Il y a, par exemple, eu le passage de Rascar Capac dans le CT-scan des Cliniques universitaires Saint-Luc en 2017, des datations au carbone 14 de fragments de peau à l’IRPA (Institut royal du Patrimoine artistique), des analyses toxicologiques et archéoentomologiques sur des pupes retrouvées dans des fragments de textiles ainsi que des analyses archéobotaniques réalisées à l’Institut royal des sciences naturelles de Belgique, à Bruxelles.

Les chercheurs ont aussi étudié divers objets archéologiques arrivés au musée Art et Histoire de Bruxelles au milieu du XIXe siècle, en même temps que « Rascar ».

Rascar Capac sous le scanner © Panoramique Terre Productions/Xavier Rambaud

Cap sur Arica, au Chili

Les résultats de ces différentes analyses ont également conduit les enquêteurs dans le nord du Chili, dans une région côtière bordant le désert d’Atacama. Grâce au recoupement de données récoltées sur place, il leur a été possible d’identifier la provenance de la célèbre momie ainsi que la période dans laquelle elle s’inscrit.

Son corps a, semble-t-il, été inhumé dans l’un des cimetières côtiers de la ville d’Arica, à la fin du XVe ou au début du XVIe siècle.

Le CT-Scan montre qu’il s’agit d’un homme, dont l’âge a pu être estimé entre 30 et 40 ans. « Il semblait appartenir à une communauté dont les ressources principales et le commerce étaient tournés vers la pratique de la pêche », précise le Dr Lemaitre.

Rascar Capac au musée Art et Histoire de Bruxelles © Panoramique Terre Productions/Xavier Rambaud

Les objets archéologiques associés à Rascar Capac ainsi qu’à deux autres corps momifiés, parvenus au musée au même moment que lui, sont reliés à cette activité (harpons, hameçons, hampes, pointes de flèche, radeaux et pagaies miniatures, etc.).

Toutes ces informations permettent de cerner un peu mieux la fameuse momie. Il ne s’agit donc pas d’un roi inca. L’imagination d’Hergé, qui l’affuble d’une couronne et de bracelets en or dans ses bandes dessinées, symboles d’un statut social élevé, a dépassé la réalité. Rascar n’était sans doute qu’un « petit » pêcheur (1m52), de la côte Pacifique, au nord de l’actuel Chili…

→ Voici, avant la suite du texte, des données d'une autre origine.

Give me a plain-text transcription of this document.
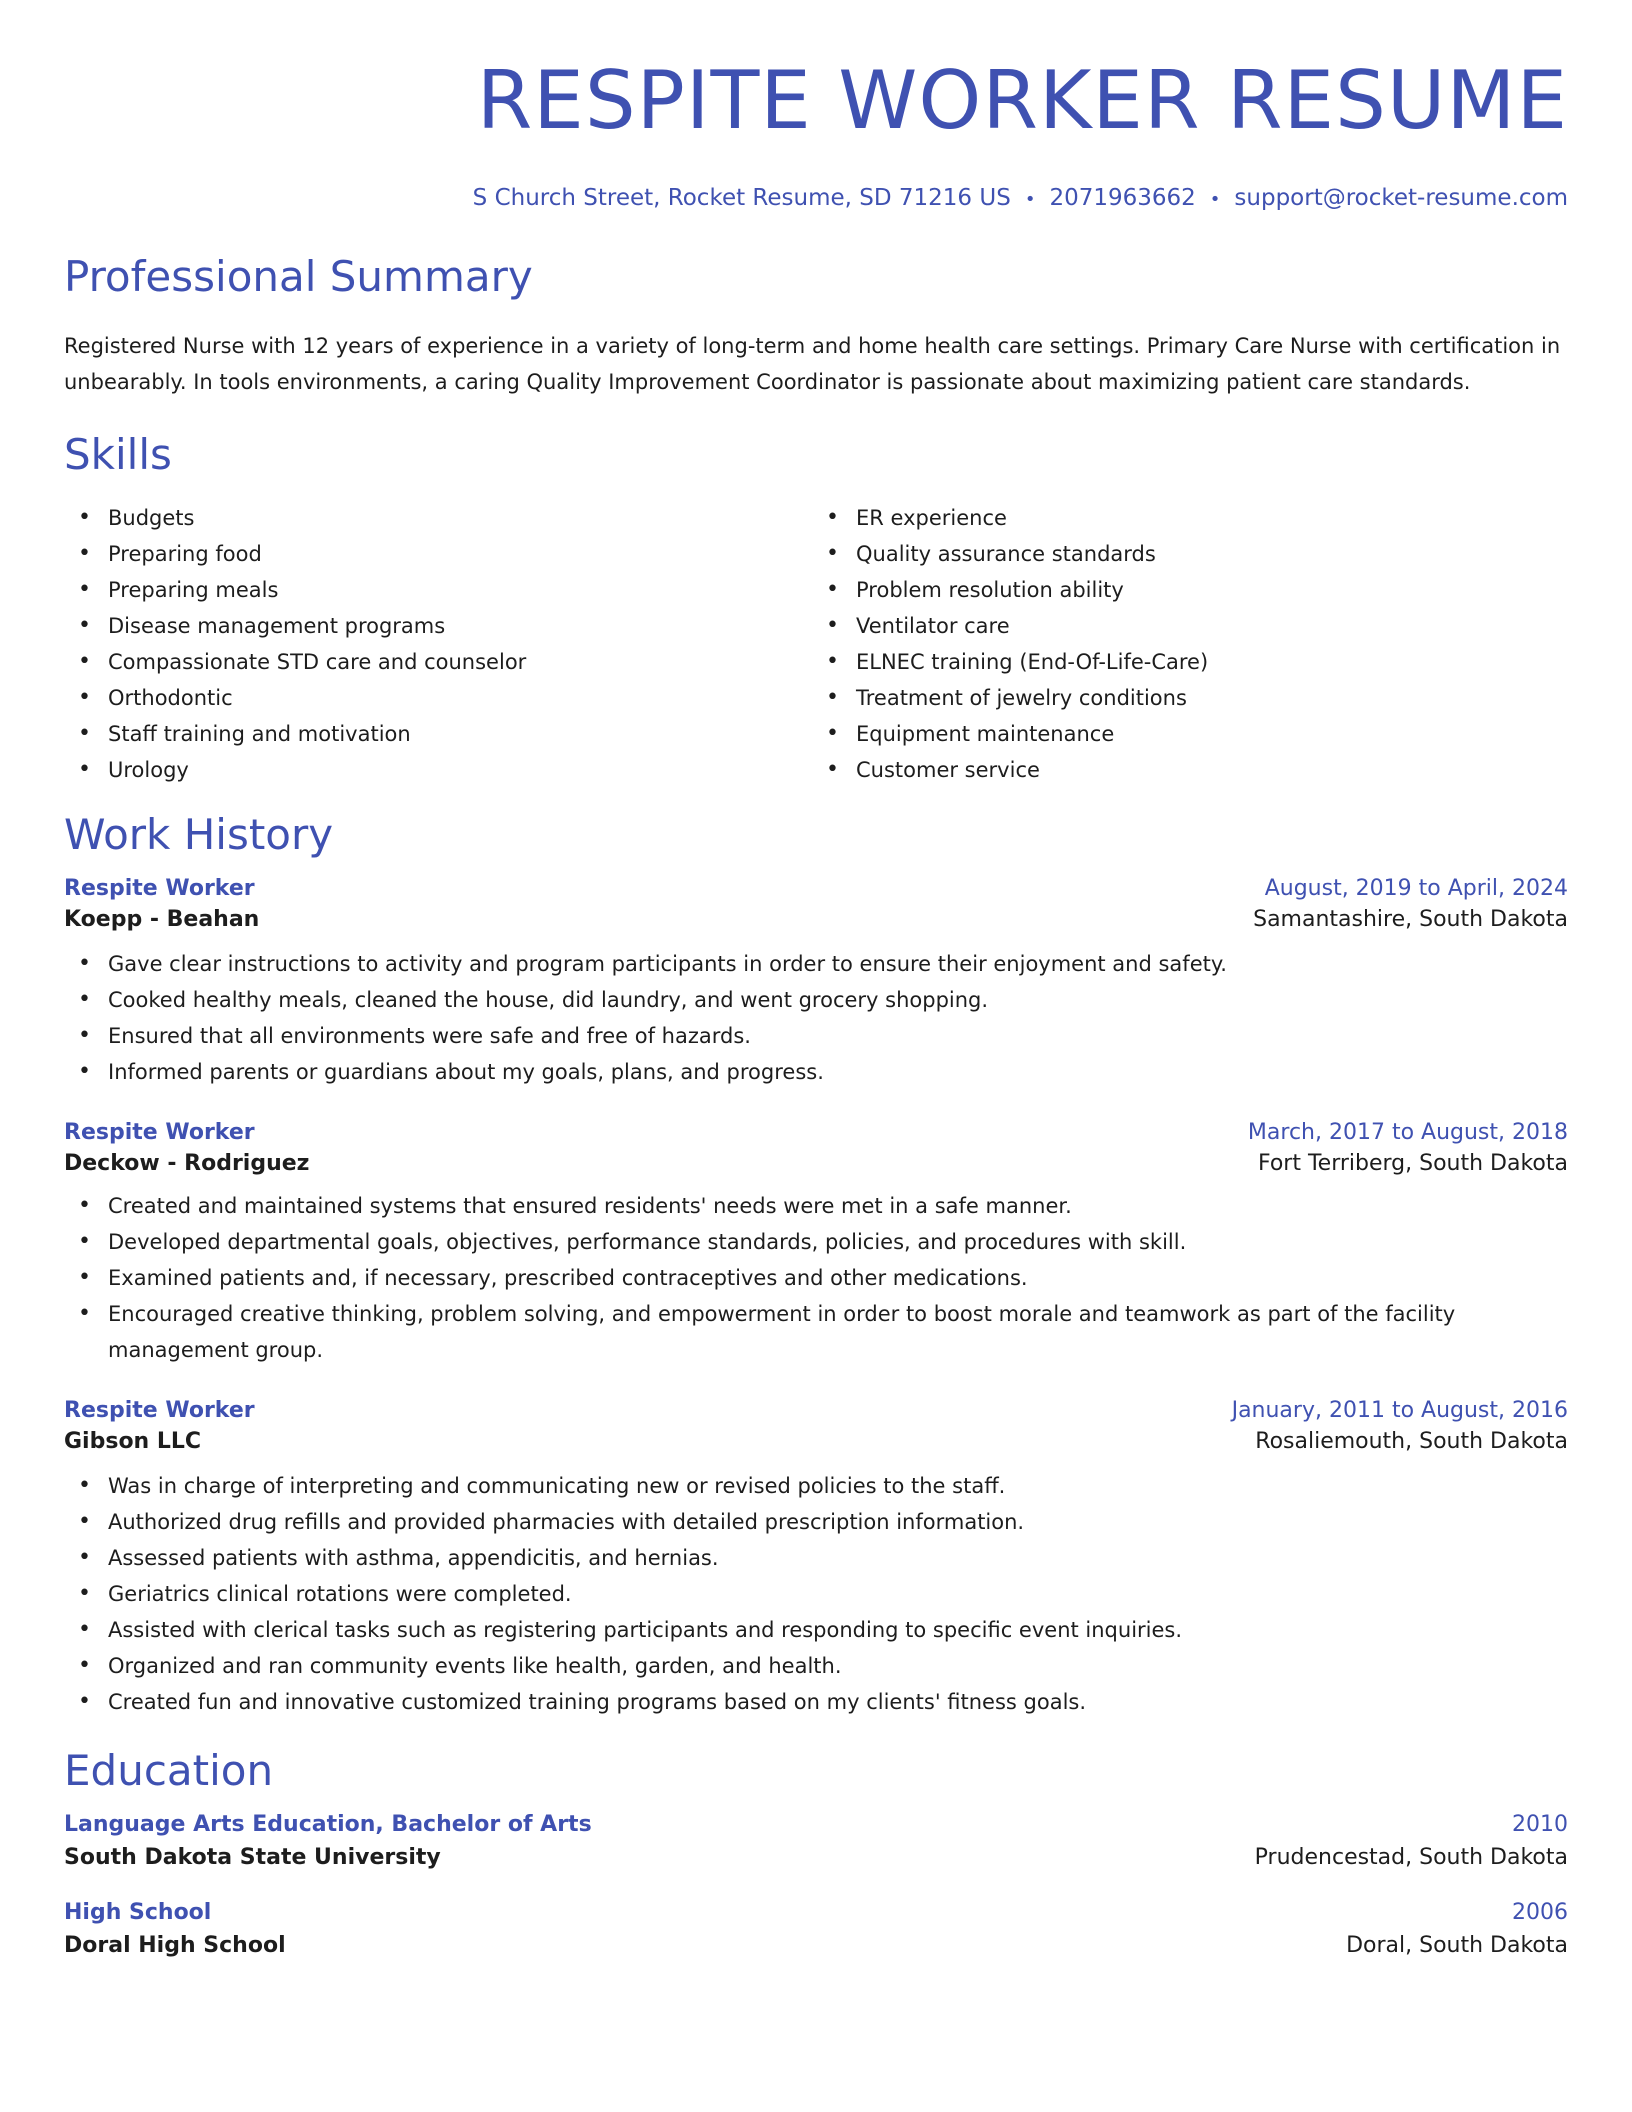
RESPITE WORKER RESUME
S Church Street, Rocket Resume, SD 71216 US • 2071963662 • support@rocket-resume.com
Professional Summary

Registered Nurse with 12 years of experience in a variety of long-term and home health care settings. Primary Care Nurse with certification in unbearably. In tools environments, a caring Quality Improvement Coordinator is passionate about maximizing patient care standards.

Skills
• Budgets
• Preparing food
• Preparing meals
• Disease management programs
• Compassionate STD care and counselor
• Orthodontic
• Staff training and motivation
• Urology
• ER experience
• Quality assurance standards
• Problem resolution ability
• Ventilator care
• ELNEC training (End-Of-Life-Care)
• Treatment of jewelry conditions
• Equipment maintenance
• Customer service
Work History
Respite Worker	August, 2019 to April, 2024
Koepp - Beahan	Samantashire, South Dakota
• Gave clear instructions to activity and program participants in order to ensure their enjoyment and safety.
• Cooked healthy meals, cleaned the house, did laundry, and went grocery shopping.
• Ensured that all environments were safe and free of hazards.
• Informed parents or guardians about my goals, plans, and progress.
Respite Worker	March, 2017 to August, 2018
Deckow - Rodriguez	Fort Terriberg, South Dakota
• Created and maintained systems that ensured residents' needs were met in a safe manner.
• Developed departmental goals, objectives, performance standards, policies, and procedures with skill.
• Examined patients and, if necessary, prescribed contraceptives and other medications.
• Encouraged creative thinking, problem solving, and empowerment in order to boost morale and teamwork as part of the facility management group.
Respite Worker	January, 2011 to August, 2016
Gibson LLC	Rosaliemouth, South Dakota
• Was in charge of interpreting and communicating new or revised policies to the staff.
• Authorized drug refills and provided pharmacies with detailed prescription information.
• Assessed patients with asthma, appendicitis, and hernias.
• Geriatrics clinical rotations were completed.
• Assisted with clerical tasks such as registering participants and responding to specific event inquiries.
• Organized and ran community events like health, garden, and health.
• Created fun and innovative customized training programs based on my clients' fitness goals.
Education
Language Arts Education, Bachelor of Arts	2010
South Dakota State University	Prudencestad, South Dakota
High School	2006
Doral High School	Doral, South Dakota
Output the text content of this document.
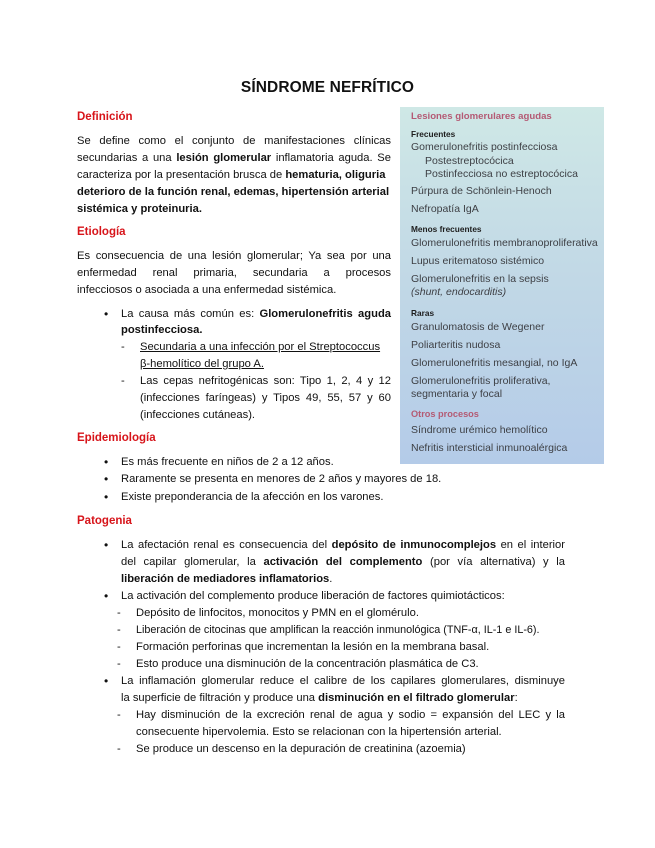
SÍNDROME NEFRÍTICO
Definición
Se define como el conjunto de manifestaciones clínicas
secundarias a una lesión glomerular inflamatoria aguda. Se
caracteriza por la presentación brusca de hematuria, oliguria
deterioro de la función renal, edemas, hipertensión arterial
sistémica y proteinuria.
Etiología
Es consecuencia de una lesión glomerular; Ya sea por una
enfermedad renal primaria, secundaria a procesos
infecciosos o asociada a una enfermedad sistémica.
• La causa más común es: Glomerulonefritis aguda
postinfecciosa.
- Secundaria a una infección por el Streptococcus
β-hemolítico del grupo A.
- Las cepas nefritogénicas son: Tipo 1, 2, 4 y 12
(infecciones faríngeas) y Tipos 49, 55, 57 y 60
(infecciones cutáneas).
Epidemiología
• Es más frecuente en niños de 2 a 12 años.
• Raramente se presenta en menores de 2 años y mayores de 18.
• Existe preponderancia de la afección en los varones.
Patogenia
• La afectación renal es consecuencia del depósito de inmunocomplejos en el interior
del capilar glomerular, la activación del complemento (por vía alternativa) y la
liberación de mediadores inflamatorios.
• La activación del complemento produce liberación de factores quimiotácticos:
- Depósito de linfocitos, monocitos y PMN en el glomérulo.
- Liberación de citocinas que amplifican la reacción inmunológica (TNF-α, IL-1 e IL-6).
- Formación perforinas que incrementan la lesión en la membrana basal.
- Esto produce una disminución de la concentración plasmática de C3.
• La inflamación glomerular reduce el calibre de los capilares glomerulares, disminuye
la superficie de filtración y produce una disminución en el filtrado glomerular:
- Hay disminución de la excreción renal de agua y sodio = expansión del LEC y la
consecuente hipervolemia. Esto se relacionan con la hipertensión arterial.
- Se produce un descenso en la depuración de creatinina (azoemia)
Lesiones glomerulares agudas
Frecuentes
Gomerulonefritis postinfecciosa
Postestreptocócica
Postinfecciosa no estreptocócica
Púrpura de Schönlein-Henoch
Nefropatía IgA
Menos frecuentes
Glomerulonefritis membranoproliferativa
Lupus eritematoso sistémico
Glomerulonefritis en la sepsis
(shunt, endocarditis)
Raras
Granulomatosis de Wegener
Poliarteritis nudosa
Glomerulonefritis mesangial, no IgA
Glomerulonefritis proliferativa,
segmentaria y focal
Otros procesos
Síndrome urémico hemolítico
Nefritis intersticial inmunoalérgica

Pour les scientifiques du musée, la cause est entendue. Pour les lecteurs des albums Tintin, le mythe restera sans doute intact!

 

Note: Le film « Tintin et le mystère de la momie Rascar Capac », de Frédéric Cordier, sera diffusé le 21 décembre sur ARTE, à 22h15 et fera aussi l’objet d’une diffusion sur une des chaînes de la RTBF en janvier 2020.